Abstract
We propose a robust face recognition method under illumination variation. By using shadow compensation methods, we restore the image of a facial image taken under arbitrary illumination into an image that is similar to the image taken with frontal illumination. Then we apply a pixel selection method to these restored images in order to reduce the noise components, which can interfere with the extraction of discriminant features for face recognition. The experimental results for the CMU-PIE, Yale B and Multi-PIE databases show that the proposed method results in the improvement of recognition performance under illumination variation.
Keywords
1. Introduction
Face recognition is used to identify individuals from facial images by using face databases containing people's identities. Compared to other types of biometric recognition, such as fingerprint, retinal or iris recognition, face recognition is less invasive and does not require a subject to be in proximity to or in contact with a sensor, which makes it widely applicable in user identification, e-commerce, access control, surveillance and human-computer interaction.
Numerous methods have been developed for face recognition over the last few decades. Most of them are capable of achieving high recognition rates in well-controlled environments. However, the accuracy of face recognition can deteriorate significantly when the images used for enrolment (gallery) and recognition (probe) are taken under different environmental conditions.
Illumination variation is one of the challenging problems to be solved for robust face recognition systems. The changes induced by illumination, such as cast shadows or attached shadows, can be larger than the innate differences between individuals. The methods used to solve the problems caused by illumination variation can be roughly classified into three categories [1], [2], [3]: face modelling, invariant feature extraction and pre-processing and normalization. Face model-based methods construct a generative 3D face model that can be used to render facial images under various illumination conditions. Most of these methods require several images of the subject using light from different directions or 3D shape information for training [4], [5]. The methods belonging to the second category extract features, such as edge maps [6], gradientfaces [7], Gabor features [8] or local binary patterns (LBP) [9], which are invariant to illumination variation. In pre-processing and normalization, various image processing techniques are used to compensate for the illumination variation [10], [12], [11], [13]. These methods [10], [12], [13] modify a facial image taken under arbitrary illumination conditions into an image that is similar to one taken under frontal illumination. The method in [13] restored a frontal illumination image from an image captured under arbitrary lighting conditions by using the ratio-image between a test image and a reference image, and iterated the process to obtain a visually better restored image. The quotient image (QI) [14], which is defined as the ratio between a test image and a linear combination of three noncoplanar illumination images, depends only on the albedo information and is free of illumination. The method in [11] used the ratio between a test image and its smoothed image to obtain a self-quotient image (SQI).
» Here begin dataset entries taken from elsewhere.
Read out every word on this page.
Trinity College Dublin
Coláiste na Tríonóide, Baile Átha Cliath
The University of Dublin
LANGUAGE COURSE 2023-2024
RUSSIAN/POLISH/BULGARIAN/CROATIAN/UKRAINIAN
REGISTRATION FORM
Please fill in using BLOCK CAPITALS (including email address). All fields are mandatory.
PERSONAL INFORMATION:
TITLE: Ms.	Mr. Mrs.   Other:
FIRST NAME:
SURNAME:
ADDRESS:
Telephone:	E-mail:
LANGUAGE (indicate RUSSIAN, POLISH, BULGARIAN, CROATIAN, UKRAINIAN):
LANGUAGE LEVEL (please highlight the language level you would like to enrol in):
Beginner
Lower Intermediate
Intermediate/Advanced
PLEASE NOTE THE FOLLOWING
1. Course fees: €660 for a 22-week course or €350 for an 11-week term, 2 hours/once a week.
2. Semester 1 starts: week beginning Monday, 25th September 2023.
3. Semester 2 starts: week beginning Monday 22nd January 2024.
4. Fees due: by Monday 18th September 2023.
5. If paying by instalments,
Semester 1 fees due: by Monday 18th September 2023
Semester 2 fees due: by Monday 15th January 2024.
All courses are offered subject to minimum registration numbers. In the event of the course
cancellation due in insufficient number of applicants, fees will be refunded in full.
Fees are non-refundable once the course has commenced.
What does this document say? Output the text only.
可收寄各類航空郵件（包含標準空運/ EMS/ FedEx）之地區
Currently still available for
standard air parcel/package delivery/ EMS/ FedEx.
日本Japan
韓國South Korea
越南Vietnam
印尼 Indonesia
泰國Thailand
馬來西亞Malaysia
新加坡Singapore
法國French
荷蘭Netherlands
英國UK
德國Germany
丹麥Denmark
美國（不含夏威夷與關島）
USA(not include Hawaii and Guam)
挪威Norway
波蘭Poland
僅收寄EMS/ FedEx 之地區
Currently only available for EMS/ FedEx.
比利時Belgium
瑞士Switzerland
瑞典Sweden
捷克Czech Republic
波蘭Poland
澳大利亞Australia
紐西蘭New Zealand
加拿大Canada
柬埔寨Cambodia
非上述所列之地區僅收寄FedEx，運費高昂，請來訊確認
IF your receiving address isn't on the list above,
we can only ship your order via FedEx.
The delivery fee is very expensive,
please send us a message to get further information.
From human perception, facial images with frontal illumination have a good visual effect and are natural for the investigation of discriminant information for face recognition. In addition, the compensated images can be applied to well-known appearance-based face recognition methods such as Fisherface [15], DCV [16] or ERE [17]. In this paper, we focus on the methods belonging to the third category for handling illumination variation in face recognition.
We first present two state of the art methods [12], [19] for shadow compensation, which are simple and give good recognition performance compared to other methods. The method in [12] decomposes a facial image into magnitude components and phase components in the frequency domain using the Fourier transform. The facial image that was deteriorated by shadow was restored using the auxiliary magnitude, which compensates for the magnitude components distorted due to the illumination variation. In [19], the illumination variation was compensated for by adding an adequate average difference image depending on the light direction, under the assumption that the shadow on a facial image created by a similar light direction has common characteristics. However, the resultant compensated images of both the above methods still have many noisy pixels, which are likely to interfere in extracting discriminant features for face recognition. Thus, we can expect to obtain better discriminant features by eliminating noisy pixels in the compensated images, which will lead to improved face recognition performance. Even though various pixel selection methods can be used to remove noisy pixels [20], [21], [18], we modify the pixel selection method in [20] based on discriminant analysis and apply it to remove those noisy pixels. Experimental results show that the proposed method improves recognition performance in the presence of illumination variations.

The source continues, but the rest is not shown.